Fazemos aqui uma pausa para lembrar o simbolismo por trás dos rituais.  Todo ritual é endereçado a um senhor (deus).  Então, que “senhor” é este?  De que forma esta “oferenda” - a essência do transtorno -  pode agradá-lo?  Estas são perguntas que, uma hora ou outra, virão à tona no processo analítico.  Mas exatamente por estar próximo do umbigo do problema, a resistência às revelações dolorosas que o superego considerou ameaçadoras para o ego e a reprimiu durante tanto tempo, acompanhada da angústia, veio a cumprir o seu papel de regressão ao induzir um enamoramento pelo psicanalista.  A angústia que ela sentiu ao ser eticamente frustrada pelo seu analista foi fruto do conflito inerente a todo triângulo edípico entre o amor, o ódio e a exclusão.  Por questões transferenciais, seu analista foi colocado na posição da figura objetal paterna por meio de um mecanismo chamado substituição por projeção, pois o que se projeta é sempre o desejo; desejo pelo pai: o círculo se fecha.

 

 

O Amor Frustrado

 

Aqui chegamos ao ponto alto do manejo analítico para o enamoramento de Sabrina.  O analista deve encaminhar sua recusa no sentido de encaminhar Sabina a aprender a superar o “princípio do prazer”, ou seja, dar-lhe oportunidade de entender que o “ser” do seu comportamento é o seu “ego ideal” (uma quimera), mas está longe de ser o seu “ideal de ego” (uma possibilidade).  Desta maneira, Sabina seria levada a abandonar a satisfação imediata do seu desejo não socialmente aceitável, em troca de um mais ainda mais incerto porque distante.  Este segundo objeto de desejo, só nas aparências é psicologicamente satisfatório e pleno, assim como socialmente irrepreensível.
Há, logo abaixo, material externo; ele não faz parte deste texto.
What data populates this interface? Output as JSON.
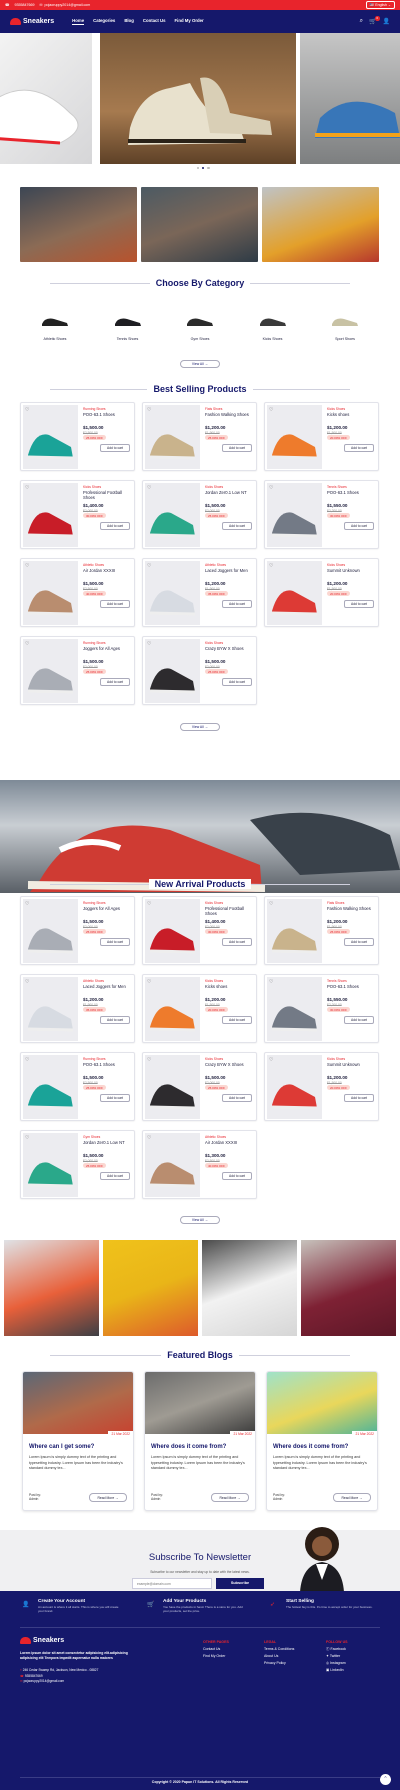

Vai ficando claro então que as forças opostas, internas e externas, que o analista deve enfrentar para chegar a um bom termo são enormes.  Elas vêm de dentro de suas forças sexuais instintuais; dos seus opositores e leigos, que acham que não há mal algum em deixar fluir tais forças de natureza sexual.

Finalmente as tensões exercidas pela(o) própria(o) analisanda(o), tentando de muitas maneiras de sedução, tornar o seu analista refém da sua neurose são a demonstração de que ela não sabe daquilo que não quer saber, mas que o analista sim.  Este é um terreno minado, pelos qual todos um dia terão que atravessar para saírem do outro lado ressignificados.